No, I am sorry, but this is again false: Just as Roosevelt´s economic rights (which were never signed by the USA) are not - at all - the same as socialism, the corporate billionaires do not enrich themselves by any kind of socialism, but by capitalist solidarity and cooperation.

Here is an outline of Roosevelt´s economic rights:
“In 1944, FDR proposed an economic bill of rights but died a year later and was never able to fulfill that vision. Our job, 75 years later,” Sanders said, “is to complete what Roosevelt started.”

He then set forth his vision of a 21st Century Economic Bill of Rights, which would recognize that all Americans should have:

    The right to a decent job that pays a living wage
    The right to quality health care
    The right to a complete education
    The right to affordable housing
    The right to a clean environment
    The right to a secure retirement

Sanders listed Democratic presidents vilified by the oligarchs of their time for their programs of alleged “socialism.” Lyndon Johnson was attacked for Medicare, Harry Truman’s proposed national health care program was dubbed “socialized medicine,” and Newt Gingrich called Bill Clinton’s health care plan “centralized bureaucratic socialism.”
No, I am sorry again: Holland and Western Europe had these rights - more or less, and excepting a clean environment, for over 50 years, without being socialist in any good sense.
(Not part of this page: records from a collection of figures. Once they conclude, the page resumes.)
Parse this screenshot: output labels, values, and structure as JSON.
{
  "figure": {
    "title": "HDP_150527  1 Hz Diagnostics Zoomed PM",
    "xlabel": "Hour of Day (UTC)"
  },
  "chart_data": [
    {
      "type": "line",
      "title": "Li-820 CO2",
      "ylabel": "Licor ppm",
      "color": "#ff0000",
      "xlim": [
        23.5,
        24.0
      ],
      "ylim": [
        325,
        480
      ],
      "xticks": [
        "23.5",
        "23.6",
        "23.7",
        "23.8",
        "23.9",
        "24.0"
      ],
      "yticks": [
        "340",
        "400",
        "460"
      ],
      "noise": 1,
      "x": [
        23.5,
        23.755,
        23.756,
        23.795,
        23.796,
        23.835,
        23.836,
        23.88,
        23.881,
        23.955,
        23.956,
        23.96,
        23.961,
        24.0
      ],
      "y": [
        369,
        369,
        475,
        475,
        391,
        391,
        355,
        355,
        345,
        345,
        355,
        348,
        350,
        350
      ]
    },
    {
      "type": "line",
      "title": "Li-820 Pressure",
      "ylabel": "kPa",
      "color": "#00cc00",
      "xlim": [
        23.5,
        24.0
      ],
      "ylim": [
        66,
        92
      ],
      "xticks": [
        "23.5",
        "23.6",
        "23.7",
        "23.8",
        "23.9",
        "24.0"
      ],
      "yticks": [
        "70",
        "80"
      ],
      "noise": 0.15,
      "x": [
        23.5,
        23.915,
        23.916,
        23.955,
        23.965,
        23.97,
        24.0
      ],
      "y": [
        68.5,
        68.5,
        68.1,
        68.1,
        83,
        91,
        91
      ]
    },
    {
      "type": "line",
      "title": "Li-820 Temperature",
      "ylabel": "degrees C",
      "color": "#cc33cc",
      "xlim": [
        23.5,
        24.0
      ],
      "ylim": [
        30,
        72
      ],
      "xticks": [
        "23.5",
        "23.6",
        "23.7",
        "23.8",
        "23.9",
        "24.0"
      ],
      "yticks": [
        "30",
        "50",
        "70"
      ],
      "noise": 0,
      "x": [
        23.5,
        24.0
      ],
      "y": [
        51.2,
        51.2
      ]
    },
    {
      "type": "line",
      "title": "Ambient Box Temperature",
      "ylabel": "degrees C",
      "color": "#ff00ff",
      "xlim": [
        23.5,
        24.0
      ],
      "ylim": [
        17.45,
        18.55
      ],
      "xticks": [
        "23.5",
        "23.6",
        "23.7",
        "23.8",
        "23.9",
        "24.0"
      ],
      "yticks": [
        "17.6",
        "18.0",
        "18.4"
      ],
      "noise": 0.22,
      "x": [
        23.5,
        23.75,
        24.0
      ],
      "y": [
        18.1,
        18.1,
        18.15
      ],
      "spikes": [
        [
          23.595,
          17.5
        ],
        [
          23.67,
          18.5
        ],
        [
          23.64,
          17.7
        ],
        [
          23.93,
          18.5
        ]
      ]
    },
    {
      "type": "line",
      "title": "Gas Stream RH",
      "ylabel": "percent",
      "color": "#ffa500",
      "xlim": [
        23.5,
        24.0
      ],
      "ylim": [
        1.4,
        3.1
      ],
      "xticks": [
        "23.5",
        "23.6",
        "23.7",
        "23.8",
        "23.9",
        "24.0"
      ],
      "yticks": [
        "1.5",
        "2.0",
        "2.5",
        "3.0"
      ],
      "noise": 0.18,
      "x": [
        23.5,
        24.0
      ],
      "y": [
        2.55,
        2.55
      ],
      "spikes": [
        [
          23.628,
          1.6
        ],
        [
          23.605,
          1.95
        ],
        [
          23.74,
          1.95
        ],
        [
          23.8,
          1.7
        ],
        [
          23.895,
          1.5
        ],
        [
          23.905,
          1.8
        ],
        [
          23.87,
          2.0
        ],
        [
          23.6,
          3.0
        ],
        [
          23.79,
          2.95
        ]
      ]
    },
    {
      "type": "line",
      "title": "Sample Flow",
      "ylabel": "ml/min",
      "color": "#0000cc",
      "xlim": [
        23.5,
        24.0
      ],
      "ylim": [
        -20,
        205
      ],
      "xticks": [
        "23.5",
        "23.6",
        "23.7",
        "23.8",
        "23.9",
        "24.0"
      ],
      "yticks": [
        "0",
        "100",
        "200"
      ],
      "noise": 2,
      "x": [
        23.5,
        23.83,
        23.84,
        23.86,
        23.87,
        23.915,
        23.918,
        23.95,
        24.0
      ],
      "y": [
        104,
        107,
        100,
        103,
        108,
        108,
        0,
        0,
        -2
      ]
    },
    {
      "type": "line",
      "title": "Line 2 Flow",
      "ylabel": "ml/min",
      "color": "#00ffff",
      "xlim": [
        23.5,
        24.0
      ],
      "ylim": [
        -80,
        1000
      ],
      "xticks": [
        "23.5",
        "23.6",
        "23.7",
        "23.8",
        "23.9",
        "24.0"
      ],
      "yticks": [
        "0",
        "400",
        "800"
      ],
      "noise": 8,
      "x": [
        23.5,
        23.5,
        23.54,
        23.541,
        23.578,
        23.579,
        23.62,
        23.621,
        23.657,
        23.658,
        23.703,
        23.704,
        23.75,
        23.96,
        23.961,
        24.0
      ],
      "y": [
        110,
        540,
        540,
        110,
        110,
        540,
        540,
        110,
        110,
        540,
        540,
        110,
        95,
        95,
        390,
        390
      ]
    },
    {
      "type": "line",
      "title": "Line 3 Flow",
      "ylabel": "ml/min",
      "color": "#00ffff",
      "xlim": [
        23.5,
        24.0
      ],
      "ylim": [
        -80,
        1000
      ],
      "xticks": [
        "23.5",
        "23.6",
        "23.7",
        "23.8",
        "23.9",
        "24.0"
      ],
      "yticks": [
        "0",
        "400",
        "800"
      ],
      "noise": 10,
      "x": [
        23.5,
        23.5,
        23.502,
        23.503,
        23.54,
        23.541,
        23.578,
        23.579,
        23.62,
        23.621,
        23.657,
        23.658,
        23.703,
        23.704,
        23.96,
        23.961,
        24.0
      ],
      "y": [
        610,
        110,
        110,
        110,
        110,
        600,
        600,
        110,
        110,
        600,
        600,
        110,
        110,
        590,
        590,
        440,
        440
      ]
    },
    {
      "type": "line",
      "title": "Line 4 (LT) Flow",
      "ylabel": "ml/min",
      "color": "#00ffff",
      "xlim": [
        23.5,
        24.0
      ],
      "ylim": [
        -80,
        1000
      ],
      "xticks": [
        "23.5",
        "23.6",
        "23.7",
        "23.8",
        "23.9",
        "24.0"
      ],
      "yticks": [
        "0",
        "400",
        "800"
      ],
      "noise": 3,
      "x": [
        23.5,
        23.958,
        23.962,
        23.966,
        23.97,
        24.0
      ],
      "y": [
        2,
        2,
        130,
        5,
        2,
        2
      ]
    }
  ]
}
And while I agree with Sanders it would be a very good thing if these economic rights were rights in the USA as well, I disagree with Cohn who says this is socialism: If it were, I´d be living in a socialist country the last 50+ years.

Here is the last bit that I quote from this article:
Moreover, a 2018 Gallup poll determined that a majority of young Americans have a positive opinion of socialism. According to a recent Axios poll, 55 percent of women between the ages of 18 and 54 would prefer to live in a socialist country.

Sanders said the U.S. and the rest of the world face two different political paths. “On one hand,” he noted, “there is a growing movement towards oligarchy and authoritarianism in which a small number of incredibly wealthy and powerful billionaires own and control a significant part of the economy and exert enormous influence over the political life of our country. On the other hand, in opposition to oligarchy, there is a movement of working people and young people who, in ever increasing numbers, are fighting for justice.”
No, I am sorry: I disagree with the first of the avobe quoted paragraphs, for the simple reason that I am fairly to very certain that few of the ¨young Americans¨ are able to give any halfway decent definition of socialism - as indeed Cohn isn´t, for which reason I do not recommend this article, because it is fundamentally confused.

Note

[1] I have now been saying since the end of 2015 that xs4all.nl is systematically ruining my site by NOT updating it within a few seconds, as it did between 1996 and 2015, but by updating it between two to seven days later, that is, if I am lucky.

They have claimed that my site was wrongly named in html: A lie. They have claimed that my operating system was out of date: A lie.

And they just don't care for my site, my interests, my values or my ideas. They have behaved now for 3 years as if they are the eagerly willing instruments of the US's secret services, which I will from now on suppose they are (for truth is dead in Holland).

The only two reasons I remain with xs4all is that my site has been there since 1996, and I have no reasons whatsoever to suppose that any other Dutch provider is any better (!!).